Catalonia's call for independence exacerbates pressure on Spain
The Catalonian Parliament has voted to hold an independence referendum although it would be non-binding.
This non-binding move has irked the Spanish central government that is trying to impose fiscal discipline on its semi-autonomous regions. Catalonia is the richest region in Spain accounting for 20% of Spanish GDP but is heavily indebted and had recently requested bailout from Madrid.
However, the regional government and pro-independence supporters point out that Catalonia pays more into the national treasury than it gets back in return. As Spanish economic woes continue and high unemployment persists, increasingly Catalonians are beginning to believe that they would be better off as an independent country.
The regional government led by the Conservative Artur Mas had asked Madrid for more autonomy which the Rajoy government in Madrid had rejected. Since then the calls for independence has grown stronger and it has regional government backing.
"An economist just this morning told me that he saw Catalonia as being to Spain what Germany is to Europe," said Joan Vidal, chief of staff for Mas said. “That shows that we have our own image, while Brand Spain is really suffering.”

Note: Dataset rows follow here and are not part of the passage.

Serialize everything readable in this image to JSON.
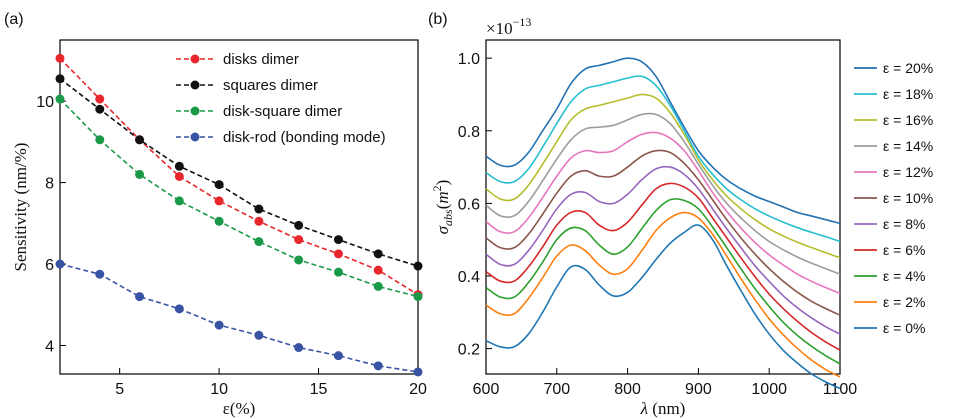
{
  "panel_a_label": "(a)",
  "panel_b_label": "(b)",
  "chart_data": [
    {
      "type": "line",
      "xlabel": "ε(%)",
      "ylabel": "Sensitivity (nm/%)",
      "xlim": [
        2,
        20
      ],
      "ylim": [
        3.3,
        11.5
      ],
      "xticks": [
        5,
        10,
        15,
        20
      ],
      "yticks": [
        4,
        6,
        8,
        10
      ],
      "legend_position": "top-right",
      "x": [
        2,
        4,
        6,
        8,
        10,
        12,
        14,
        16,
        18,
        20
      ],
      "series": [
        {
          "name": "disks dimer",
          "color": "#e8262b",
          "values": [
            11.05,
            10.05,
            9.05,
            8.15,
            7.55,
            7.05,
            6.6,
            6.25,
            5.85,
            5.25
          ]
        },
        {
          "name": "squares dimer",
          "color": "#111111",
          "values": [
            10.55,
            9.8,
            9.05,
            8.4,
            7.95,
            7.35,
            6.95,
            6.6,
            6.25,
            5.95
          ]
        },
        {
          "name": "disk-square dimer",
          "color": "#1a9a48",
          "values": [
            10.05,
            9.05,
            8.2,
            7.55,
            7.05,
            6.55,
            6.1,
            5.8,
            5.45,
            5.2
          ]
        },
        {
          "name": "disk-rod (bonding mode)",
          "color": "#3953a4",
          "values": [
            6.0,
            5.75,
            5.2,
            4.9,
            4.5,
            4.25,
            3.95,
            3.75,
            3.5,
            3.35
          ]
        }
      ]
    },
    {
      "type": "line",
      "xlabel": "λ (nm)",
      "ylabel": "σabs(m2)",
      "y_multiplier": "×10−13",
      "xlim": [
        600,
        1100
      ],
      "ylim": [
        0.13,
        1.05
      ],
      "xticks": [
        600,
        700,
        800,
        900,
        1000,
        1100
      ],
      "yticks": [
        0.2,
        0.4,
        0.6,
        0.8,
        1.0
      ],
      "ytick_labels": [
        "0.2",
        "0.4",
        "0.6",
        "0.8",
        "1.0"
      ],
      "legend_position": "right",
      "x": [
        600,
        620,
        640,
        660,
        680,
        700,
        720,
        740,
        760,
        780,
        800,
        820,
        840,
        860,
        880,
        900,
        920,
        940,
        960,
        980,
        1000,
        1020,
        1040,
        1060,
        1080,
        1100
      ],
      "series": [
        {
          "name": "ε = 20%",
          "color": "#2271b3",
          "values": [
            0.73,
            0.705,
            0.705,
            0.74,
            0.8,
            0.86,
            0.93,
            0.97,
            0.98,
            0.99,
            1.0,
            0.99,
            0.95,
            0.88,
            0.81,
            0.745,
            0.7,
            0.665,
            0.64,
            0.62,
            0.605,
            0.59,
            0.575,
            0.565,
            0.555,
            0.545
          ]
        },
        {
          "name": "ε = 18%",
          "color": "#26bfcf",
          "values": [
            0.685,
            0.66,
            0.66,
            0.695,
            0.755,
            0.82,
            0.88,
            0.915,
            0.925,
            0.935,
            0.945,
            0.95,
            0.925,
            0.87,
            0.8,
            0.73,
            0.68,
            0.64,
            0.61,
            0.585,
            0.565,
            0.548,
            0.533,
            0.52,
            0.508,
            0.495
          ]
        },
        {
          "name": "ε = 16%",
          "color": "#b5bd2d",
          "values": [
            0.64,
            0.612,
            0.612,
            0.65,
            0.708,
            0.77,
            0.83,
            0.86,
            0.87,
            0.88,
            0.89,
            0.9,
            0.89,
            0.85,
            0.79,
            0.72,
            0.665,
            0.62,
            0.585,
            0.555,
            0.53,
            0.51,
            0.493,
            0.478,
            0.464,
            0.45
          ]
        },
        {
          "name": "ε = 14%",
          "color": "#9c9c9c",
          "values": [
            0.595,
            0.566,
            0.566,
            0.605,
            0.662,
            0.722,
            0.775,
            0.805,
            0.81,
            0.815,
            0.83,
            0.845,
            0.845,
            0.82,
            0.77,
            0.708,
            0.65,
            0.6,
            0.56,
            0.525,
            0.495,
            0.472,
            0.452,
            0.435,
            0.42,
            0.405
          ]
        },
        {
          "name": "ε = 12%",
          "color": "#e677bd",
          "values": [
            0.55,
            0.522,
            0.522,
            0.56,
            0.616,
            0.675,
            0.725,
            0.745,
            0.74,
            0.745,
            0.77,
            0.79,
            0.795,
            0.78,
            0.745,
            0.69,
            0.63,
            0.578,
            0.532,
            0.492,
            0.458,
            0.43,
            0.405,
            0.385,
            0.368,
            0.352
          ]
        },
        {
          "name": "ε = 10%",
          "color": "#8b564b",
          "values": [
            0.505,
            0.478,
            0.478,
            0.515,
            0.57,
            0.628,
            0.675,
            0.69,
            0.675,
            0.675,
            0.7,
            0.73,
            0.745,
            0.74,
            0.71,
            0.665,
            0.61,
            0.555,
            0.505,
            0.46,
            0.42,
            0.385,
            0.355,
            0.33,
            0.31,
            0.292
          ]
        },
        {
          "name": "ε = 8%",
          "color": "#9467bd",
          "values": [
            0.46,
            0.432,
            0.432,
            0.47,
            0.525,
            0.585,
            0.625,
            0.63,
            0.605,
            0.6,
            0.625,
            0.665,
            0.695,
            0.7,
            0.68,
            0.64,
            0.585,
            0.53,
            0.478,
            0.428,
            0.385,
            0.345,
            0.312,
            0.284,
            0.26,
            0.24
          ]
        },
        {
          "name": "ε = 6%",
          "color": "#d62728",
          "values": [
            0.412,
            0.386,
            0.386,
            0.425,
            0.48,
            0.54,
            0.575,
            0.575,
            0.54,
            0.525,
            0.548,
            0.595,
            0.64,
            0.655,
            0.645,
            0.615,
            0.56,
            0.505,
            0.45,
            0.398,
            0.35,
            0.31,
            0.275,
            0.244,
            0.218,
            0.196
          ]
        },
        {
          "name": "ε = 4%",
          "color": "#2ca02c",
          "values": [
            0.368,
            0.342,
            0.342,
            0.382,
            0.438,
            0.5,
            0.532,
            0.525,
            0.485,
            0.46,
            0.48,
            0.53,
            0.58,
            0.61,
            0.608,
            0.585,
            0.535,
            0.478,
            0.42,
            0.365,
            0.316,
            0.272,
            0.236,
            0.206,
            0.18,
            0.158
          ]
        },
        {
          "name": "ε = 2%",
          "color": "#ff7f0e",
          "values": [
            0.32,
            0.296,
            0.296,
            0.338,
            0.395,
            0.455,
            0.485,
            0.47,
            0.43,
            0.405,
            0.42,
            0.47,
            0.525,
            0.56,
            0.575,
            0.56,
            0.515,
            0.455,
            0.393,
            0.335,
            0.282,
            0.238,
            0.2,
            0.168,
            0.142,
            0.122
          ]
        },
        {
          "name": "ε = 0%",
          "color": "#1f77b4",
          "values": [
            0.222,
            0.205,
            0.205,
            0.24,
            0.3,
            0.37,
            0.425,
            0.418,
            0.375,
            0.345,
            0.355,
            0.395,
            0.445,
            0.49,
            0.52,
            0.54,
            0.5,
            0.428,
            0.36,
            0.295,
            0.24,
            0.195,
            0.16,
            0.13,
            0.108,
            0.09
          ]
        }
      ]
    }
  ]
}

He pointed out that if Catalonia had the policy tools in its own control it “could get out of the crisis” it find itself in.
Mr. Mas has called for a snap regional election which he expects to win especially now with a commitment to hold a referendum on independence.
"The time has come to exercise the right to self-determination," Mas said. "The parliament that emerges (from November's election) will have a historic responsibility."
A slim majority (51%) wants independence, recent polls show and over a million people marched on National Day this September in favour of independence from Spain.
But the central government has already made it clear that it would not allow any referendum. The Spanish Deputy Prime Minister Soraya Saenz de Santamaria, told reporters at a news conference that there are “legal and judicial” means to stop the referendum.
Even King Juan Carlos who usually stays out of politics decided to intervene with a statement. "The worst thing we could do is to divide our strengths, foment dissent, chase chimeras and deepen our wounds," the King said.